Assignment: Pandas Fundamentals with Earthquake Data#

In this assignment, we will review pandas fundamentals, such as how to

  • Open csv files

  • Manipulate dataframe indexes

  • Parse date columns

  • Examine basic dataframe statistics

  • Manipulate text columns and extract values

  • Plot dataframe contents using

    • Bar charts

    • Histograms

    • Scatter plots

First, import Numpy, Pandas and Matplotlib and set the display options.

Data for this assignment in .csv format downloaded from the USGS Earthquakes Database is available at:

http://www.ldeo.columbia.edu/~rpa/usgs_earthquakes_2014.csv

You don’t need to download this file. You can open it directly with Pandas.

1) Use Pandas’ read_csv function directly on this URL to open it as a DataFrame#

(Don’t use any special options). Display the first few rows and the DataFrame info.

You should have seen that the dates were not automatically parsed into datetime types.

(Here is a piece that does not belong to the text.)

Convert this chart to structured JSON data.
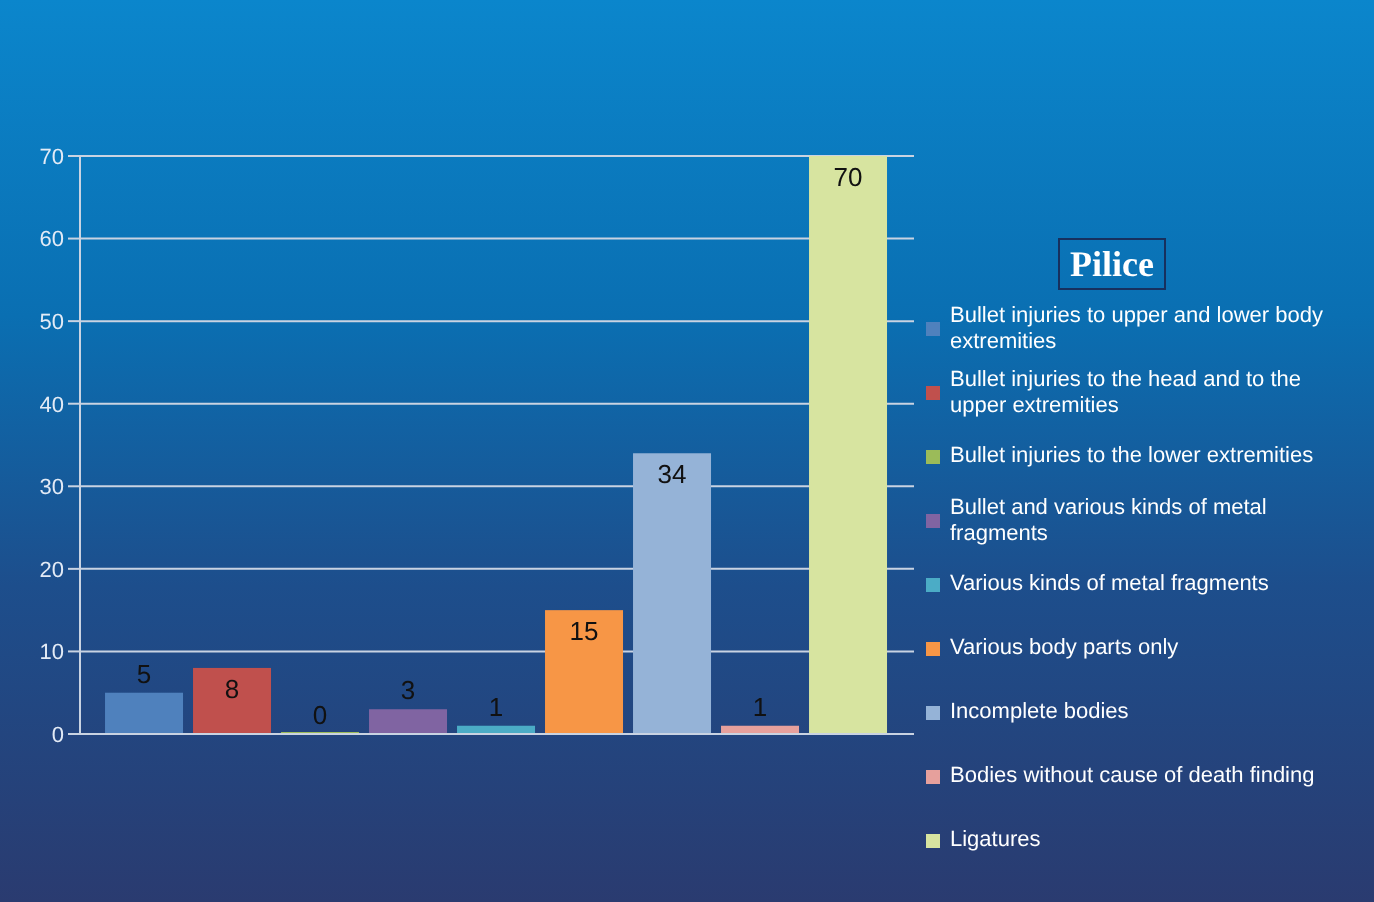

2) Re-read the data in such a way that all date columns are identified as dates and the earthquake ID is used as the index#

Verify that this worked using the head and info functions.

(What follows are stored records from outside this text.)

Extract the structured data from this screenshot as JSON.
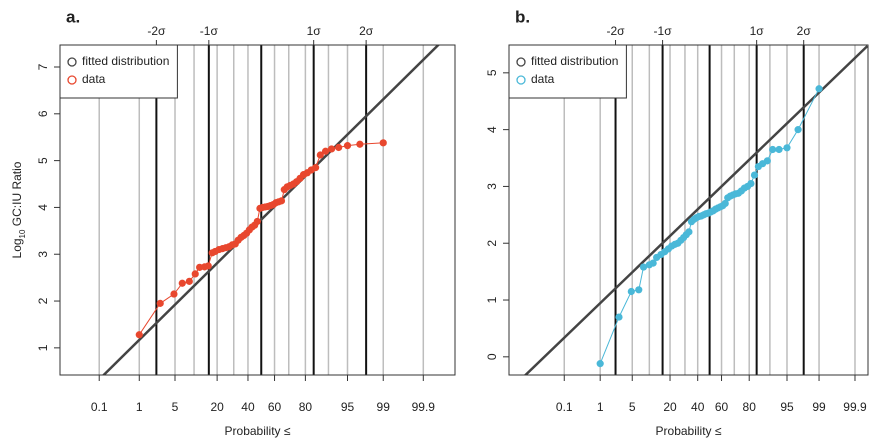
{
  "chart_data": [
    {
      "type": "probability",
      "panel_label": "a.",
      "xscale": "probit",
      "xlabel": "Probability ≤",
      "ylabel": [
        "Log",
        "10",
        " GC:IU Ratio"
      ],
      "xlim": [
        0.0062,
        99.989
      ],
      "ylim": [
        0.42,
        7.47
      ],
      "xticks": [
        0.1,
        1,
        5,
        20,
        40,
        60,
        80,
        95,
        99,
        99.9
      ],
      "xgrid": [
        10,
        30,
        50,
        70,
        90
      ],
      "sigma_ticks": [
        {
          "value": 2.275,
          "label": "-2σ"
        },
        {
          "value": 15.87,
          "label": "-1σ"
        },
        {
          "value": 50,
          "label": null
        },
        {
          "value": 84.13,
          "label": "1σ"
        },
        {
          "value": 97.725,
          "label": "2σ"
        }
      ],
      "yticks": [
        1,
        2,
        3,
        4,
        5,
        6,
        7
      ],
      "legend": "top-left",
      "series": [
        {
          "name": "fitted distribution",
          "color": "#444444",
          "x": [
            0.01,
            99.99
          ],
          "values": [
            -0.37,
            7.85
          ]
        },
        {
          "name": "data",
          "color": "#e8472e",
          "x": [
            1,
            2.7,
            4.8,
            6.6,
            8.5,
            10.4,
            12,
            14,
            15.6,
            17.5,
            19,
            21,
            23,
            25,
            27,
            29,
            31,
            33,
            35,
            37,
            39,
            41,
            43,
            45,
            47,
            49,
            51,
            53,
            55,
            57,
            59,
            61,
            63,
            65,
            67,
            69,
            71,
            73,
            75,
            77,
            79,
            81,
            83,
            85,
            87,
            89,
            91,
            93,
            95,
            97,
            99
          ],
          "values": [
            1.28,
            1.95,
            2.15,
            2.38,
            2.42,
            2.58,
            2.72,
            2.73,
            2.75,
            3.03,
            3.06,
            3.1,
            3.12,
            3.14,
            3.16,
            3.2,
            3.22,
            3.3,
            3.36,
            3.4,
            3.45,
            3.52,
            3.58,
            3.62,
            3.7,
            3.98,
            4.0,
            4.01,
            4.02,
            4.04,
            4.06,
            4.1,
            4.12,
            4.14,
            4.38,
            4.44,
            4.47,
            4.5,
            4.55,
            4.62,
            4.7,
            4.74,
            4.8,
            4.85,
            5.12,
            5.2,
            5.25,
            5.28,
            5.32,
            5.35,
            5.38
          ]
        }
      ]
    },
    {
      "type": "probability",
      "panel_label": "b.",
      "xscale": "probit",
      "xlabel": "Probability ≤",
      "xlim": [
        0.001,
        99.962
      ],
      "ylim": [
        -0.32,
        5.49
      ],
      "xticks": [
        0.1,
        1,
        5,
        20,
        40,
        60,
        80,
        95,
        99,
        99.9
      ],
      "xgrid": [
        10,
        30,
        50,
        70,
        90
      ],
      "sigma_ticks": [
        {
          "value": 2.275,
          "label": "-2σ"
        },
        {
          "value": 15.87,
          "label": "-1σ"
        },
        {
          "value": 50,
          "label": null
        },
        {
          "value": 84.13,
          "label": "1σ"
        },
        {
          "value": 97.725,
          "label": "2σ"
        }
      ],
      "yticks": [
        0,
        1,
        2,
        3,
        4,
        5
      ],
      "legend": "top-left",
      "series": [
        {
          "name": "fitted distribution",
          "color": "#444444",
          "x": [
            0.001,
            99.96
          ],
          "values": [
            -0.6,
            5.47
          ]
        },
        {
          "name": "data",
          "color": "#4ab8d8",
          "x": [
            1,
            2.7,
            4.8,
            6.6,
            8,
            10,
            11.5,
            13,
            15,
            17,
            19,
            21,
            23,
            25,
            27,
            29,
            31,
            33,
            35,
            37,
            39,
            41,
            43,
            45,
            47,
            49,
            51,
            53,
            55,
            57,
            59,
            61,
            63,
            65,
            67,
            69,
            71,
            73,
            75,
            77,
            79,
            81,
            83,
            85,
            87,
            89,
            91,
            93,
            95,
            97,
            99
          ],
          "values": [
            -0.12,
            0.7,
            1.15,
            1.18,
            1.58,
            1.62,
            1.65,
            1.75,
            1.8,
            1.85,
            1.9,
            1.95,
            1.98,
            2.0,
            2.05,
            2.1,
            2.15,
            2.2,
            2.38,
            2.42,
            2.45,
            2.47,
            2.48,
            2.5,
            2.52,
            2.53,
            2.55,
            2.57,
            2.6,
            2.62,
            2.64,
            2.66,
            2.7,
            2.8,
            2.83,
            2.85,
            2.87,
            2.88,
            2.92,
            2.97,
            3.0,
            3.05,
            3.2,
            3.35,
            3.4,
            3.45,
            3.65,
            3.65,
            3.68,
            4.0,
            4.72
          ]
        }
      ]
    }
  ]
}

3) Use describe to get the basic statistics of all the columns#

Note the highest and lowest magnitude of earthquakes in the databse.

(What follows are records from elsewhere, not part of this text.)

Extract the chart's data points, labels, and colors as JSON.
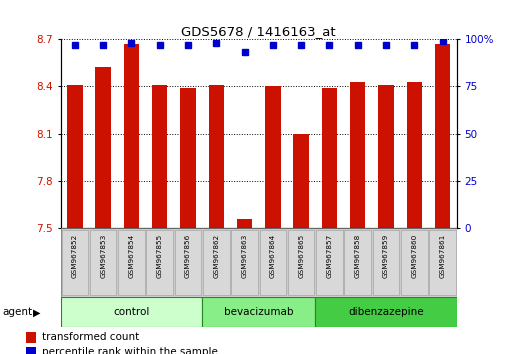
{
  "title": "GDS5678 / 1416163_at",
  "samples": [
    "GSM967852",
    "GSM967853",
    "GSM967854",
    "GSM967855",
    "GSM967856",
    "GSM967862",
    "GSM967863",
    "GSM967864",
    "GSM967865",
    "GSM967857",
    "GSM967858",
    "GSM967859",
    "GSM967860",
    "GSM967861"
  ],
  "bar_values": [
    8.41,
    8.52,
    8.67,
    8.41,
    8.39,
    8.41,
    7.56,
    8.4,
    8.1,
    8.39,
    8.43,
    8.41,
    8.43,
    8.67
  ],
  "percentile_values": [
    97,
    97,
    98,
    97,
    97,
    98,
    93,
    97,
    97,
    97,
    97,
    97,
    97,
    99
  ],
  "bar_color": "#cc1100",
  "dot_color": "#0000cc",
  "ylim_left": [
    7.5,
    8.7
  ],
  "ylim_right": [
    0,
    100
  ],
  "yticks_left": [
    7.5,
    7.8,
    8.1,
    8.4,
    8.7
  ],
  "yticks_right": [
    0,
    25,
    50,
    75,
    100
  ],
  "ytick_labels_right": [
    "0",
    "25",
    "50",
    "75",
    "100%"
  ],
  "groups": [
    {
      "label": "control",
      "start": 0,
      "end": 5,
      "color": "#ccffcc"
    },
    {
      "label": "bevacizumab",
      "start": 5,
      "end": 9,
      "color": "#88ee88"
    },
    {
      "label": "dibenzazepine",
      "start": 9,
      "end": 14,
      "color": "#44cc44"
    }
  ],
  "agent_label": "agent",
  "legend_bar_label": "transformed count",
  "legend_dot_label": "percentile rank within the sample",
  "background_color": "#ffffff",
  "plot_bg_color": "#ffffff",
  "grid_color": "#000000",
  "tick_label_color_left": "#cc1100",
  "tick_label_color_right": "#0000cc",
  "sample_box_color": "#d8d8d8",
  "sample_box_edge": "#999999"
}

4) Use nlargest to get the top 20 earthquakes by magnitude#

https://pandas.pydata.org/pandas-docs/stable/generated/pandas.Series.nlargest.html

Examine the structure of the place column. The state / country information seems to be in there. How would you get it out?

5) Extract the state or country using Pandas text data functions#

Add it as a new column to the dataframe called country. Note that some of the “countries” are actually U.S. states.

6) Display each unique value from the new column#

https://pandas.pydata.org/pandas-docs/stable/generated/pandas.Series.unique.html

7) Create a filtered dataset that only has earthquakes of magnitude 4 or larger and#

8) Using the filtered dataset (magnitude > 4), count the number of earthquakes in each country/state. Make a bar chart of this number for the top 5 locations with the most earthquakes#

Location name on the x axis, Earthquake count on the y axis

9) Make a histogram the distribution of the Earthquake magnitudes#

https://pandas.pydata.org/pandas-docs/version/0.23/generated/pandas.DataFrame.hist.html https://matplotlib.org/api/_as_gen/matplotlib.pyplot.hist.html

Do one subplot for the filtered and one for the unfiltered dataset. Use a Logarithmic scale. What sort of relationship do you see?

11) Visualize the locations of earthquakes by making a scatterplot of their latitude and longitude#

Use a two-column subplot with both the filtered and unfiltered datasets. Color the points by magnitude. Make it pretty

What difference do you note between the filtered and unfiltered datasets?